By Samuel Ouma
Amnesty International has also joined the UNHCR in calling Kenya to reconsider its decision to close Kakuma and Dadaab refugee camps.
Amnesty International Kenya Executive Director Irũngũ Houghton noted that Kenya should use its position in the United Nations Security Council (UNSC) to champion for more resources for refugees and host countries instead of closing the said camps.
Houghton said that the two camps’ closure without an orderly approach that does not undermine human rights would result in a humanitarian disaster.
He added that it is still unsafe for the refugees to return to their countries of origin or other countries for resettlement.
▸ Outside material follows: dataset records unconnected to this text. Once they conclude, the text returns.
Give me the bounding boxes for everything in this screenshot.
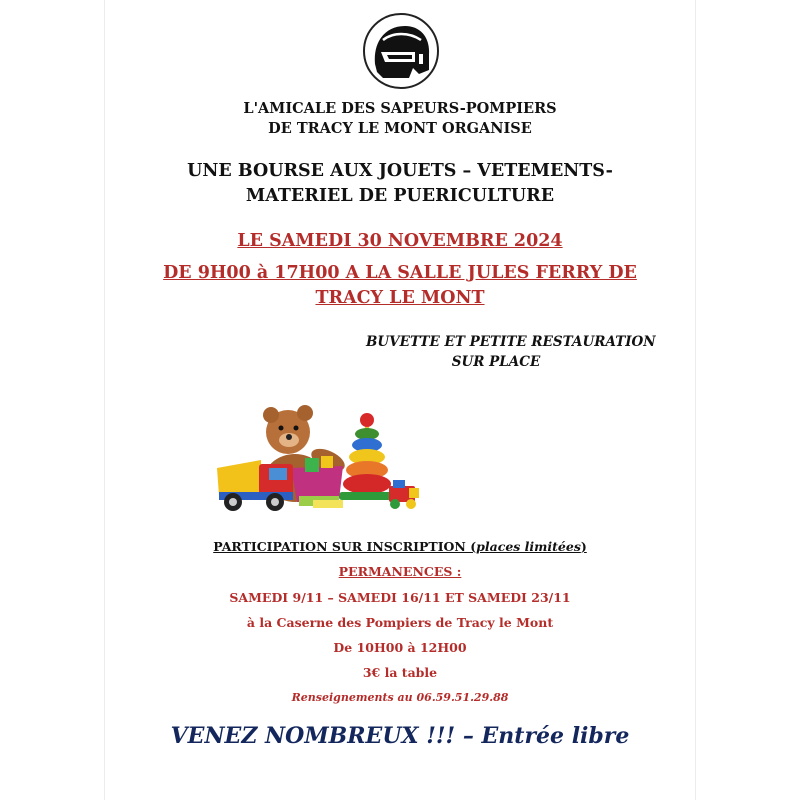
registration-emphasis: places limitées [476,539,581,554]
event-venue-line-2: TRACY LE MONT [315,288,485,308]
event-date [0,229,800,253]
registration-suffix: ) [580,539,587,554]
organizer-text [0,99,800,139]
organizer-line-2: DE TRACY LE MONT ORGANISE [268,120,532,137]
organizer-line-1: L'AMICALE DES SAPEURS-POMPIERS [243,100,557,117]
permanence-location: à la Caserne des Pompiers de Tracy le Mont [246,615,554,630]
toy-train-icon [389,480,419,509]
toys-illustration [213,400,428,518]
info-phone: Renseignements au 06.59.51.29.88 [291,691,509,704]
permanence-dates: SAMEDI 9/11 – SAMEDI 16/11 ET SAMEDI 23/11 [229,590,571,605]
buvette-notice [366,332,656,372]
event-date-text: LE SAMEDI 30 NOVEMBRE 2024 [237,231,563,251]
event-title-line-1: UNE BOURSE AUX JOUETS – VETEMENTS- [187,161,613,181]
firefighter-helmet-icon [363,12,439,90]
ring-stacker-icon [339,413,395,500]
event-title-line-2: MATERIEL DE PUERICULTURE [245,186,555,206]
toy-truck-icon [217,460,293,511]
event-venue-line-1: DE 9H00 à 17H00 A LA SALLE JULES FERRY DE [163,263,637,283]
buvette-line-2: SUR PLACE [451,354,541,370]
permanences-label [0,563,800,580]
registration-info [0,538,800,555]
registration-prefix: PARTICIPATION SUR INSCRIPTION ( [213,539,477,554]
event-title [0,159,800,209]
permanence-hours: De 10H00 à 12H00 [333,640,467,655]
permanences-label-text: PERMANENCES : [338,564,462,579]
table-price: 3€ la table [362,665,438,680]
call-to-action: VENEZ NOMBREUX !!! – Entrée libre [170,723,630,749]
event-venue [0,261,800,311]
buvette-line-1: BUVETTE ET PETITE RESTAURATION [366,334,656,350]
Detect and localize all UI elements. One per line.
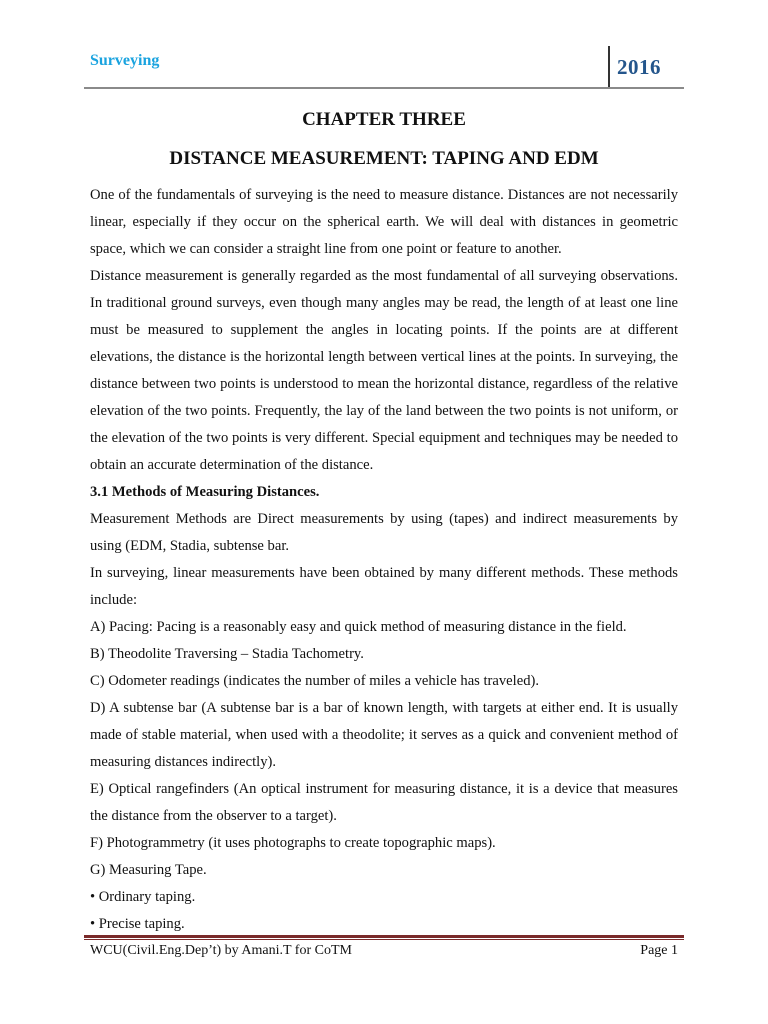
header-year: 2016 bbox=[617, 55, 661, 79]
footer-rule bbox=[84, 935, 684, 938]
list-item: D) A subtense bar (A subtense bar is a bar of known length, with targets at either end. It is usually made of stable material, when used with a theodolite; it serves as a quick and convenient method of measuring distances indirectly). bbox=[90, 700, 678, 770]
list-item: E) Optical rangefinders (An optical instrument for measuring distance, it is a device that measures the distance from the observer to a target). bbox=[90, 781, 678, 824]
paragraph: In surveying, linear measurements have been obtained by many different methods. These methods include: bbox=[90, 565, 678, 608]
document-body bbox=[90, 182, 678, 938]
list-item: A) Pacing: Pacing is a reasonably easy and quick method of measuring distance in the field. bbox=[90, 619, 627, 635]
footer-credit: WCU(Civil.Eng.Dep’t) by Amani.T for CoTM bbox=[90, 943, 352, 958]
list-item: C) Odometer readings (indicates the number of miles a vehicle has traveled). bbox=[90, 673, 540, 689]
chapter-title: DISTANCE MEASUREMENT: TAPING AND EDM bbox=[169, 148, 599, 169]
paragraph: One of the fundamentals of surveying is the need to measure distance. Distances are not necessarily linear, especially if they occur on the spherical earth. We will deal with distances in geometric space, which we can consider a straight line from one point or feature to another. bbox=[90, 187, 678, 257]
footer-rule-thin bbox=[84, 939, 684, 940]
header-title: Surveying bbox=[90, 52, 160, 69]
bullet-item: • Ordinary taping. bbox=[90, 889, 196, 905]
list-item: G) Measuring Tape. bbox=[90, 862, 207, 878]
paragraph: Measurement Methods are Direct measurements by using (tapes) and indirect measurements by using (EDM, Stadia, subtense bar. bbox=[90, 511, 678, 554]
section-heading: 3.1 Methods of Measuring Distances. bbox=[90, 484, 320, 500]
list-item: F) Photogrammetry (it uses photographs to create topographic maps). bbox=[90, 835, 496, 851]
header-rule bbox=[84, 87, 684, 89]
paragraph: Distance measurement is generally regarded as the most fundamental of all surveying observations. In traditional ground surveys, even though many angles may be read, the length of at least one line must be measured to supplement the angles in locating points. If the points are at different elevations, the distance is the horizontal length between vertical lines at the points. In surveying, the distance between two points is understood to mean the horizontal distance, regardless of the relative elevation of the two points. Frequently, the lay of the land between the two points is not uniform, or the elevation of the two points is very different. Special equipment and techniques may be needed to obtain an accurate determination of the distance. bbox=[90, 268, 678, 473]
page-number: Page 1 bbox=[640, 943, 678, 958]
chapter-number: CHAPTER THREE bbox=[302, 109, 466, 130]
list-item: B) Theodolite Traversing – Stadia Tachometry. bbox=[90, 646, 364, 662]
bullet-item: • Precise taping. bbox=[90, 916, 185, 932]
header-divider bbox=[608, 46, 610, 88]
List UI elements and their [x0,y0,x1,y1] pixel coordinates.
“Conflict in Somalia and Ethiopia, pre and post-election violence in Uganda and Tanzania as well as the persecution of LGBTI+ communities in Uganda and elsewhere makes voluntary return safe and dignified untenable for most refugees,” Irũngũ Houghton.
According to the director, the international community undermines Kenya’s capacity to provide safety and sanctuary for refugees by inadequate humanitarian funding.
Therefore, he called on wealthier nations led by the new US administration to share responsibility fairly by expanding adequate opportunities for third-country resettlement, mass Covid-19 vaccination programs and encourage calls by communities to host refugees.
He also challenged Kenya and UNHCR to consider reviewing the encampment approach with regional and international best practices.
The Kenyan government, on March 23, issued a 14-day ultimatum to announce a plan for the closure of the camps.
Kenya’s Interior Minister, Dr Fred Matiang’i, cited security threats and strain on the country’s resources.
The two-week ultimatum expires on Thursday, and all eyes are on the Kenyan Government and the UNHCR to see what will transpire.